Je n’hésite plus à mettre entre parenthèses tout ce qu’on sait au croit savoir sur l’antisémitisme de Céline, suivant en cela l’exemple de l’homme qui aurait eu le plus de raisons de jeter l’anathème sur lui, George Steiner, un juif bien formé et bien informé qui, au lieu de nier le génie là où il le voyait associé aux passions les plus funestes, s’inclinait devant le mystérieux scandale de leur coexistence dans un même être, sans jamais exclure que, dans les mêmes circonstances , il aurait pu lui-même dériver vers les mêmes excès.

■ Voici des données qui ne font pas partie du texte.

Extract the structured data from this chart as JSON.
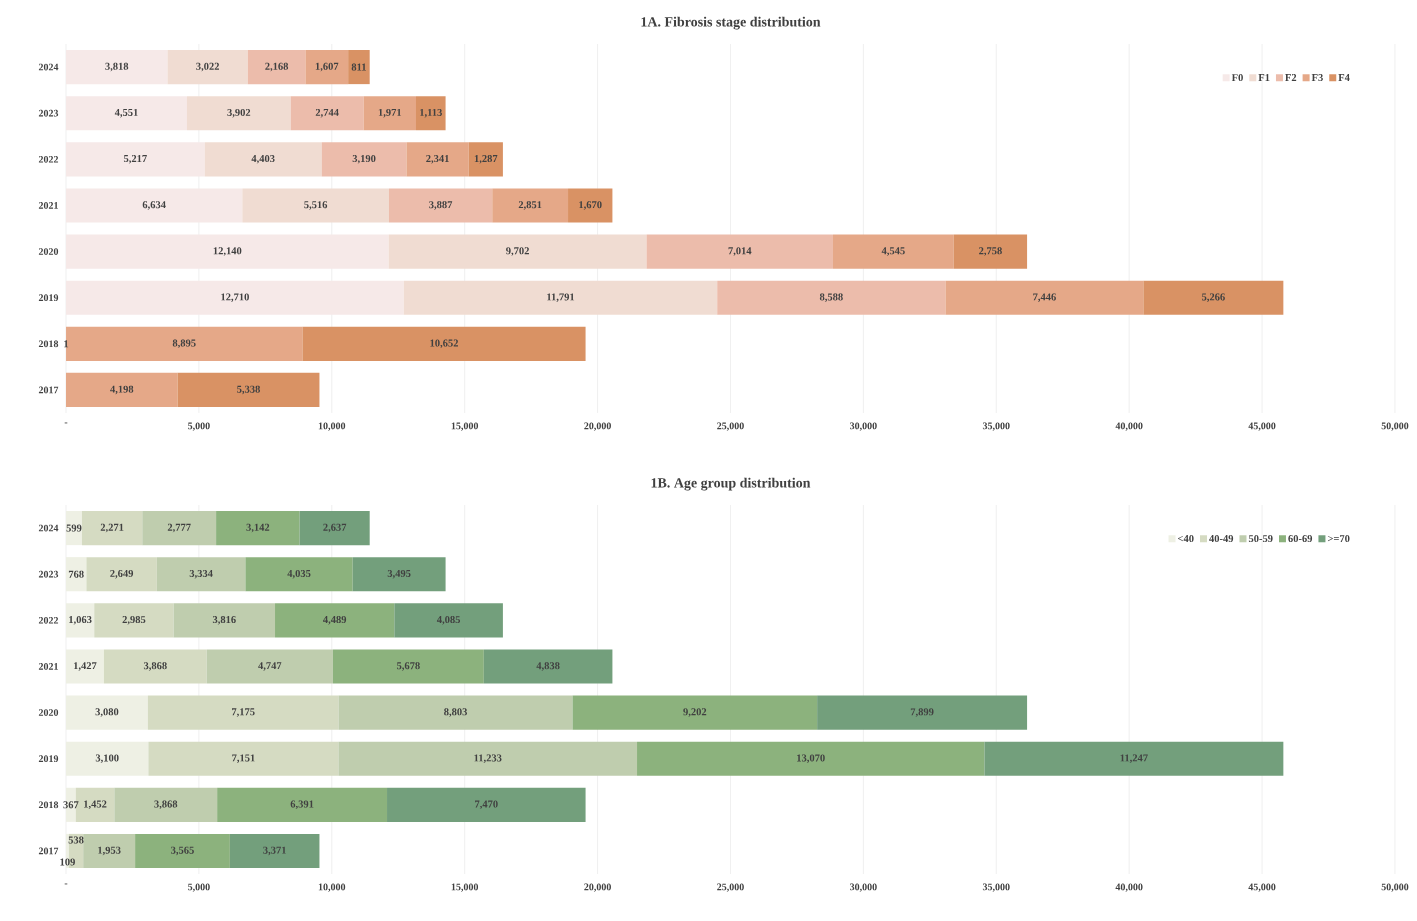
{
  "chart_data": [
    {
      "type": "bar",
      "orientation": "horizontal",
      "stacked": true,
      "title": "1A. Fibrosis stage distribution",
      "categories": [
        "2024",
        "2023",
        "2022",
        "2021",
        "2020",
        "2019",
        "2018",
        "2017"
      ],
      "series": [
        {
          "name": "F0",
          "color": "#f6e9e8",
          "values": [
            3818,
            4551,
            5217,
            6634,
            12140,
            12710,
            null,
            null
          ],
          "value_labels": [
            "3,818",
            "4,551",
            "5,217",
            "6,634",
            "12,140",
            "12,710",
            null,
            null
          ]
        },
        {
          "name": "F1",
          "color": "#f0dcd2",
          "values": [
            3022,
            3902,
            4403,
            5516,
            9702,
            11791,
            null,
            null
          ],
          "value_labels": [
            "3,022",
            "3,902",
            "4,403",
            "5,516",
            "9,702",
            "11,791",
            null,
            null
          ]
        },
        {
          "name": "F2",
          "color": "#ecbcab",
          "values": [
            2168,
            2744,
            3190,
            3887,
            7014,
            8588,
            1,
            null
          ],
          "value_labels": [
            "2,168",
            "2,744",
            "3,190",
            "3,887",
            "7,014",
            "8,588",
            "1",
            null
          ]
        },
        {
          "name": "F3",
          "color": "#e5a888",
          "values": [
            1607,
            1971,
            2341,
            2851,
            4545,
            7446,
            8895,
            4198
          ],
          "value_labels": [
            "1,607",
            "1,971",
            "2,341",
            "2,851",
            "4,545",
            "7,446",
            "8,895",
            "4,198"
          ]
        },
        {
          "name": "F4",
          "color": "#d99264",
          "values": [
            811,
            1113,
            1287,
            1670,
            2758,
            5266,
            10652,
            5338
          ],
          "value_labels": [
            "811",
            "1,113",
            "1,287",
            "1,670",
            "2,758",
            "5,266",
            "10,652",
            "5,338"
          ]
        }
      ],
      "xlim": [
        0,
        50000
      ],
      "xticks": [
        {
          "value": 0,
          "label": "-"
        },
        {
          "value": 5000,
          "label": "5,000"
        },
        {
          "value": 10000,
          "label": "10,000"
        },
        {
          "value": 15000,
          "label": "15,000"
        },
        {
          "value": 20000,
          "label": "20,000"
        },
        {
          "value": 25000,
          "label": "25,000"
        },
        {
          "value": 30000,
          "label": "30,000"
        },
        {
          "value": 35000,
          "label": "35,000"
        },
        {
          "value": 40000,
          "label": "40,000"
        },
        {
          "value": 45000,
          "label": "45,000"
        },
        {
          "value": 50000,
          "label": "50,000"
        }
      ],
      "grid": "x",
      "legend": "top right"
    },
    {
      "type": "bar",
      "orientation": "horizontal",
      "stacked": true,
      "title": "1B. Age group distribution",
      "categories": [
        "2024",
        "2023",
        "2022",
        "2021",
        "2020",
        "2019",
        "2018",
        "2017"
      ],
      "series": [
        {
          "name": "<40",
          "color": "#eef0e4",
          "values": [
            599,
            768,
            1063,
            1427,
            3080,
            3100,
            367,
            109
          ],
          "value_labels": [
            "599",
            "768",
            "1,063",
            "1,427",
            "3,080",
            "3,100",
            "367",
            "109"
          ]
        },
        {
          "name": "40-49",
          "color": "#d5dbc2",
          "values": [
            2271,
            2649,
            2985,
            3868,
            7175,
            7151,
            1452,
            538
          ],
          "value_labels": [
            "2,271",
            "2,649",
            "2,985",
            "3,868",
            "7,175",
            "7,151",
            "1,452",
            "538"
          ]
        },
        {
          "name": "50-59",
          "color": "#bfcdae",
          "values": [
            2777,
            3334,
            3816,
            4747,
            8803,
            11233,
            3868,
            1953
          ],
          "value_labels": [
            "2,777",
            "3,334",
            "3,816",
            "4,747",
            "8,803",
            "11,233",
            "3,868",
            "1,953"
          ]
        },
        {
          "name": "60-69",
          "color": "#8cb27d",
          "values": [
            3142,
            4035,
            4489,
            5678,
            9202,
            13070,
            6391,
            3565
          ],
          "value_labels": [
            "3,142",
            "4,035",
            "4,489",
            "5,678",
            "9,202",
            "13,070",
            "6,391",
            "3,565"
          ]
        },
        {
          "name": ">=70",
          "color": "#739f7c",
          "values": [
            2637,
            3495,
            4085,
            4838,
            7899,
            11247,
            7470,
            3371
          ],
          "value_labels": [
            "2,637",
            "3,495",
            "4,085",
            "4,838",
            "7,899",
            "11,247",
            "7,470",
            "3,371"
          ]
        }
      ],
      "xlim": [
        0,
        50000
      ],
      "xticks": [
        {
          "value": 0,
          "label": "-"
        },
        {
          "value": 5000,
          "label": "5,000"
        },
        {
          "value": 10000,
          "label": "10,000"
        },
        {
          "value": 15000,
          "label": "15,000"
        },
        {
          "value": 20000,
          "label": "20,000"
        },
        {
          "value": 25000,
          "label": "25,000"
        },
        {
          "value": 30000,
          "label": "30,000"
        },
        {
          "value": 35000,
          "label": "35,000"
        },
        {
          "value": 40000,
          "label": "40,000"
        },
        {
          "value": 45000,
          "label": "45,000"
        },
        {
          "value": 50000,
          "label": "50,000"
        }
      ],
      "grid": "x",
      "legend": "top right"
    }
  ]
}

Je reviens sur cette question dans un article distinct sur Steiner.
Semmelweis est celui qui, en 1848, quarante ans avant les découvertes de Pasteur sur l’infection par les microbes, a trouvé le remède à la plus tragique, la plus durable, la plus récurrente et la plus occultée des épidémies : celle qui, dans les grandes villes européennes du XIXème siècle notamment, frappaient les femmes pauvres réduites à accoucher dans les hôpitaux publics. Le taux de mortalité y était souvent de 40% et plus.

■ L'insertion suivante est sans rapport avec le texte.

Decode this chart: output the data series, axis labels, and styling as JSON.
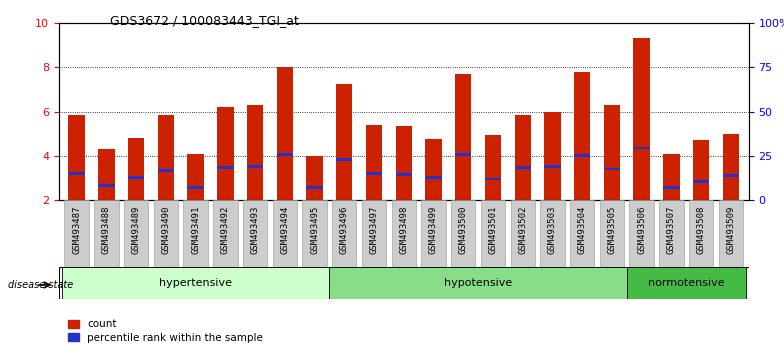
{
  "title": "GDS3672 / 100083443_TGI_at",
  "samples": [
    "GSM493487",
    "GSM493488",
    "GSM493489",
    "GSM493490",
    "GSM493491",
    "GSM493492",
    "GSM493493",
    "GSM493494",
    "GSM493495",
    "GSM493496",
    "GSM493497",
    "GSM493498",
    "GSM493499",
    "GSM493500",
    "GSM493501",
    "GSM493502",
    "GSM493503",
    "GSM493504",
    "GSM493505",
    "GSM493506",
    "GSM493507",
    "GSM493508",
    "GSM493509"
  ],
  "bar_heights": [
    5.85,
    4.3,
    4.8,
    5.85,
    4.1,
    6.2,
    6.3,
    8.0,
    4.0,
    7.25,
    5.4,
    5.35,
    4.75,
    7.7,
    4.95,
    5.85,
    6.0,
    7.8,
    6.3,
    9.3,
    4.1,
    4.7,
    5.0
  ],
  "blue_heights": [
    3.2,
    2.65,
    3.0,
    3.35,
    2.55,
    3.45,
    3.5,
    4.05,
    2.55,
    3.85,
    3.2,
    3.15,
    3.0,
    4.05,
    2.95,
    3.45,
    3.5,
    4.0,
    3.4,
    4.35,
    2.55,
    2.85,
    3.1
  ],
  "groups": [
    {
      "label": "hypertensive",
      "start": 0,
      "end": 8
    },
    {
      "label": "hypotensive",
      "start": 9,
      "end": 18
    },
    {
      "label": "normotensive",
      "start": 19,
      "end": 22
    }
  ],
  "group_colors": [
    "#ccffcc",
    "#88dd88",
    "#44bb44"
  ],
  "ylim_left": [
    2,
    10
  ],
  "yticks_left": [
    2,
    4,
    6,
    8,
    10
  ],
  "ytick_labels_right": [
    "0",
    "25",
    "50",
    "75",
    "100%"
  ],
  "bar_color": "#cc2200",
  "blue_color": "#2233cc",
  "bg_color": "#cccccc",
  "plot_bg": "#ffffff",
  "disease_state_label": "disease state",
  "legend_count": "count",
  "legend_percentile": "percentile rank within the sample"
}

On ne sait plus qui de Socrate ou de Platon, il faut admirer le plus, tant le génie littéraire du second a contribué à la gloire du premier. Semmelweis a devant l’histoire la même dette à l’endroit de Céline que Socrate à l’endroit de Platon. Comparaison disproportionnée, m’objectera-t-on, l’œuvre de Platon est un sommet unique en son genre, tandis que la découverte de l’asepsie par Semmelweis, car c’est de cela qu’il s’agit, ne serait quun heureux événement parmi une foule d’autres semblables en médecine. Quand on a lu attentivement la thèse de Céline, on a au contraire et à jamais la conviction qu’il s’agit de deux plaidoyers en faveur de la même vérité, l’un au plus haut degré d’abstraction compatible avec la poésie, l’autre au ras du sol, comme dans les grands romans policiers mais jumelé à une poésie encore plus déchirante : celle de la compassion pour les malheureux.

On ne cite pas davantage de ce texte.